After an explosion in the popular Banex Plaza shopping district in Abuja, Nigeria, witnesses spoke of seeing people covered in blood in the direct aftermath.
One shopper Gimbya Jafaru, told Reuters: "I heard a loud blast, it shattered the windows of the shop. We ran out. A lot of people ran too, some with blood stains."
At least 21 people have been killed and 17 were injured according to the latest reports.
The death toll following an explosion in Nigeria has climbed to 21, police have said.
17 others were wounded after the blast tore through a shopping district in Abuja during rush hour.
Police spokesman Frank Mba told reporters: "After a preliminary investigation we can confirm that 21 people were killed and 17 injured."
It is unclear who is responsible for the explosion at this stage.
An emergency services source has said that at least 10 people have been killed and more have been wounded in an explosion near a shopping centre in the Nigerian capital of Abuja.
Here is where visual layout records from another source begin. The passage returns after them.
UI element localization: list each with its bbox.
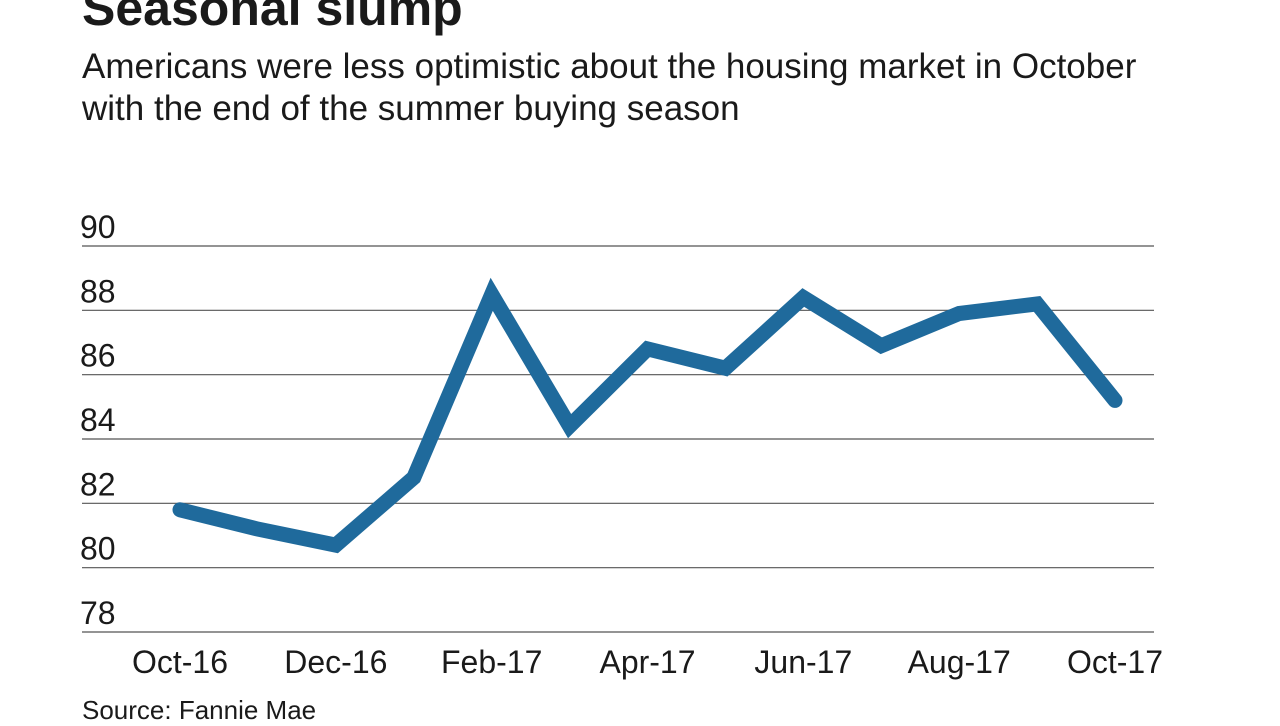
- gridlines: [82, 245, 1154, 633]
- data-point-Feb-17: [491, 293, 493, 295]
- data-point-Oct-17: [1114, 399, 1116, 401]
- x-tick-label: Aug-17: [908, 644, 1011, 680]
- data-point-Jun-17: [802, 296, 804, 298]
- data-point-Nov-16: [257, 528, 259, 530]
- y-tick-label: 86: [80, 338, 116, 374]
- y-tick-label: 82: [80, 466, 116, 502]
- y-tick-label: 84: [80, 402, 116, 438]
- data-point-Sep-17: [1036, 303, 1038, 305]
- x-tick-label: Jun-17: [754, 644, 852, 680]
- x-tick-label: Feb-17: [441, 644, 542, 680]
- x-tick-label: Oct-16: [132, 644, 228, 680]
- chart-subtitle: Americans were less optimistic about the…: [82, 47, 1137, 128]
- y-tick-label: 90: [80, 209, 116, 245]
- y-tick-label: 88: [80, 273, 116, 309]
- x-tick-label: Dec-16: [284, 644, 387, 680]
- x-tick-label: Apr-17: [599, 644, 695, 680]
- chart-title: Seasonal slump: [82, 0, 463, 36]
- y-axis-ticks: 90 88 86 84 82 80 78: [80, 209, 116, 631]
- series-layer: [172, 277, 1123, 554]
- x-axis-ticks: Oct-16 Dec-16 Feb-17 Apr-17 Jun-17 Aug-17 Oct-…: [132, 644, 1163, 680]
- data-point-Apr-17: [647, 348, 649, 350]
- data-point-Dec-16: [335, 544, 337, 546]
- x-tick-label: Oct-17: [1067, 644, 1163, 680]
- data-point-Mar-17: [569, 425, 571, 427]
- data-point-Aug-17: [958, 313, 960, 315]
- source-note: Source: Fannie Mae: [82, 695, 317, 725]
- y-tick-label: 78: [80, 595, 116, 631]
- data-point-Jul-17: [880, 345, 882, 347]
- y-tick-label: 80: [80, 531, 116, 567]
- data-point-Oct-16: [179, 509, 181, 511]
- series-line-0: [172, 277, 1123, 554]
- data-point-Jan-17: [413, 477, 415, 479]
- data-point-May-17: [724, 367, 726, 369]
The source, who was at the scene, said: "This thing, it happened at peak time," adding that scores of cars were also damaged in the blast.
Nigerian security forces have denied reports that 60 girls and women and 31 boys have been abducted in the northeast of the country.
There is no way to safely and independently confirm the report from Kummabza, located 95 miles from the capital of Borno state, the Associated Press reported.
Aji Khalil, of a local anti-Boko Haram group, told AP the abductions took place Saturday in an attack in which four villagers were killed.
The Associated Press has reported on Twitter:
BREAKING: Witnesses say extremists have abducted 60 more girls and women, 31 boys in northeast Nigeria.
Suspected Islamist militants attacked a village in northeast Nigeria, killing "many" as they fired at villagers and torched houses, a witness told Reuters news agency.
The attackers stormed the village about 9 km (6 miles) from Chibok, where nearly 300 school girls were abducted by an Islamic militant group in April.
Nigerian families have been reunited with 57 of the girls abducted by Islamist militant group Boko Haram but over 200 are still missing, the government said.
Some 219 girls remain at large after the mass kidnapping in April, Brigadier General Ibrahim Sabo, who is chairman of the government's fact-finding committee on the kidnapping, said in a statement.
There are fears the Nigerian terrorist group Boko Haram could be spreading south, after security forces found a senior member in a convoy of nearly 500 travellers arrested this week in the southern state of Abia. Traditionally, the group has been largely confined to the Muslim north.
It also raises the concern that the group, which drew worldwide attention in April when it kidnapped more than 200 girls from a school in northeast Nigeria, could eventually attempt attacks in the oil-rich Niger delta.
Officials said on Monday that nearly 500 people believed to be northerners had been arrested overnight while travelling through the south in a convoy of more than 30 vans.
Boko Haram are suspects in the bombing of a Nigerian television bar yesterday, in which 13 people died while watching a World Cup game. No one has yet claimed responsibility, however.